C++ code much faster than Julia how can I optimize it?

I see in the C++ code, that rows and cols are by reference, as opposed to result:

void _smawk(
        const vector<ulong>& rows,
        const vector<ulong>& cols,
        const function<T(ulong, ulong)>& lookup,
        vector<ulong>* result) {
    // Recursion base case
    if (rows.size() == 0) return;

You can’t specify that in Julia (at the syntax level), but I find it likely that it means rows and cols are small (and you want them stack-allocated), and you want to use StaticArrays.jl for those, to get that done.

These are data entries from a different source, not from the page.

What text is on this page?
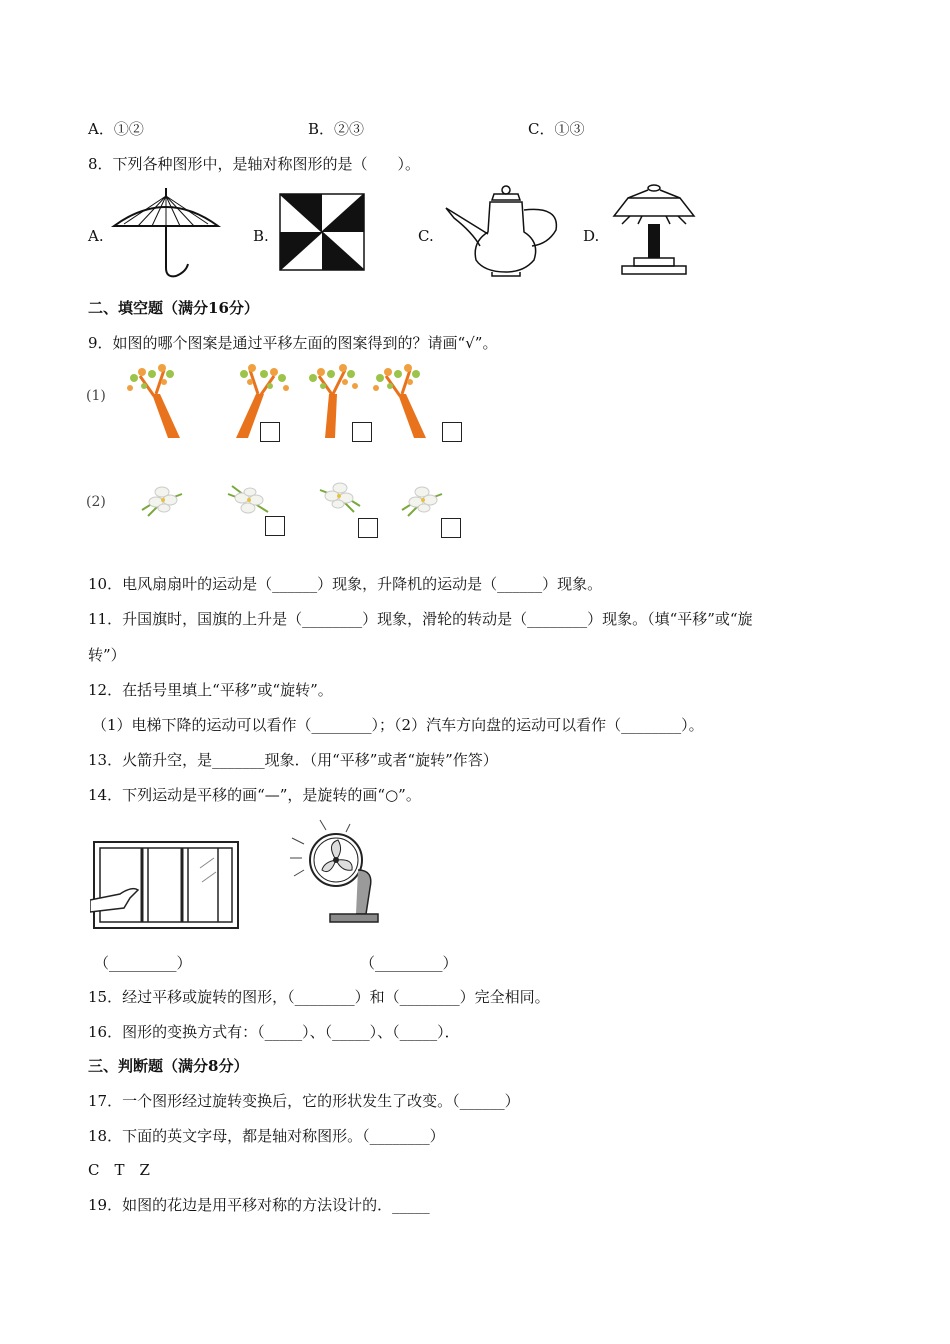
A．①②	B．②③	C．①③
8．下列各种图形中，是轴对称图形的是（　　）。
A.	B.	C.	D.
二、填空题（满分16分）
9．如图的哪个图案是通过平移左面的图案得到的？请画“√”。
(1)
(2)
10．电风扇扇叶的运动是（______）现象，升降机的运动是（______）现象。
11．升国旗时，国旗的上升是（________）现象，滑轮的转动是（________）现象。（填“平移”或“旋
转”）
12．在括号里填上“平移”或“旋转”。
（1）电梯下降的运动可以看作（________）；（2）汽车方向盘的运动可以看作（________）。
13．火箭升空，是_______现象．（用“平移”或者“旋转”作答）
14．下列运动是平移的画“—”，是旋转的画“○”。
（_________）	（_________）
15．经过平移或旋转的图形，（________）和（________）完全相同。
16．图形的变换方式有：（_____）、（_____）、（_____）．
三、判断题（满分8分）
17．一个图形经过旋转变换后，它的形状发生了改变。（______）
18．下面的英文字母，都是轴对称图形。（________）
C　T　Z
19．如图的花边是用平移对称的方法设计的．_____
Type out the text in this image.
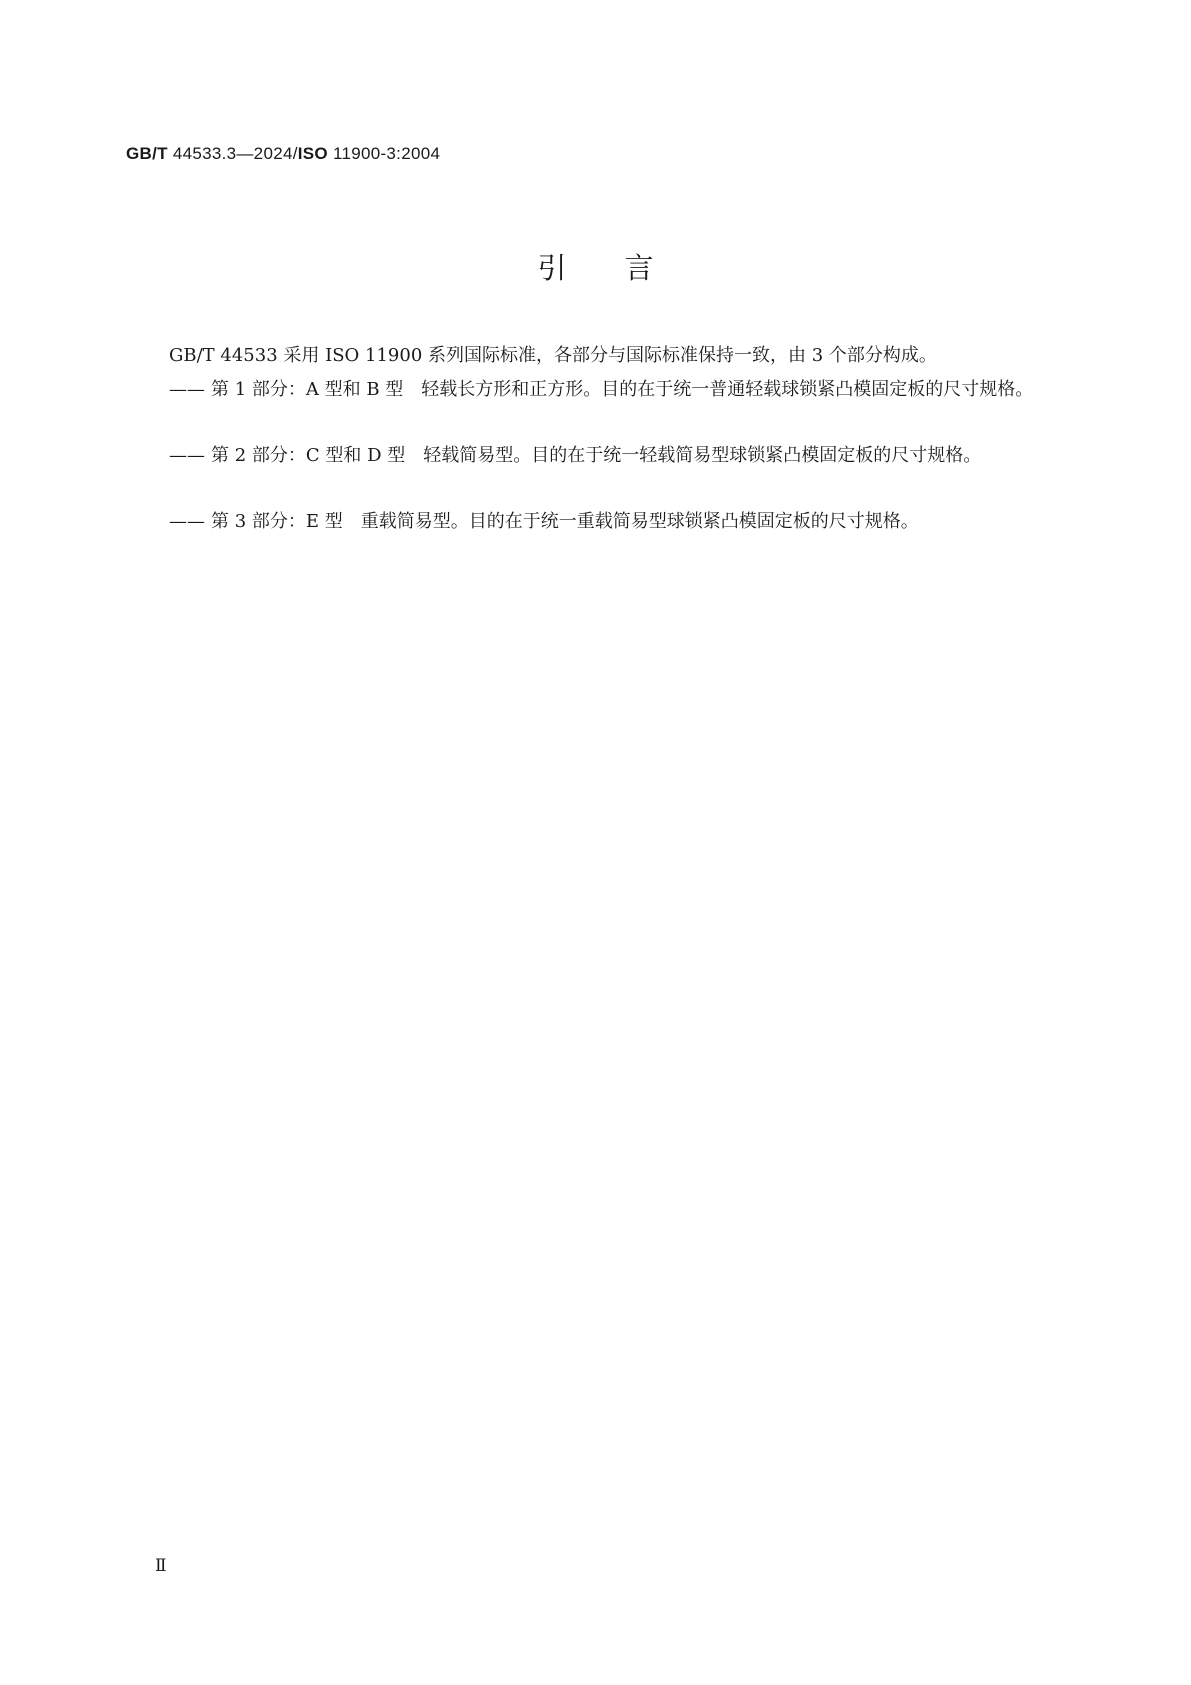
GB/T 44533.3—2024/ISO 11900-3:2004
引言
GB/T 44533 采用 ISO 11900 系列国际标准，各部分与国际标准保持一致，由 3 个部分构成。
—— 第 1 部分：A 型和 B 型　轻载长方形和正方形。目的在于统一普通轻载球锁紧凸模固定板的尺寸规格。
—— 第 2 部分：C 型和 D 型　轻载简易型。目的在于统一轻载简易型球锁紧凸模固定板的尺寸规格。
—— 第 3 部分：E 型　重载简易型。目的在于统一重载简易型球锁紧凸模固定板的尺寸规格。
Ⅱ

I understand C++ can have vectors (and fixed-sized arrays) on the stack, Julia can but only for fixed-sized now. I recall @elrod having some advanced Julia code from LLVM for hybrid fixed/heap vector code. So I’m not sure you can do this without it unless there’s some max. (small) size.

You can’t push! to SVector or MVector, from that package, and I’m not up-to-speed on that package (or other; building on that one), so it seems SizedVector isn’t for that either. What you want is a type that stores the max, and a count of actually used thereof (of the stack), so that you can push! and pop!. The LLVM code I mentioned is like that, but then above some max then it heap-allocates for it. I believe that may be the default in C++, one of its few advantages. Inherently there’s nothing missing to define such in Julia, as if I recall already done. But it’s not done for the default arrays in Julia (yet), nor it seems in that package or any I know of.

I tried the @tailrec macro, but it seems ineffective, since TCO doesn’t apply here (nor then in C++), so, to answer my own question, I don’t think C++ does anything clever per se for recursion either, except stack-allocate you instruct it to do.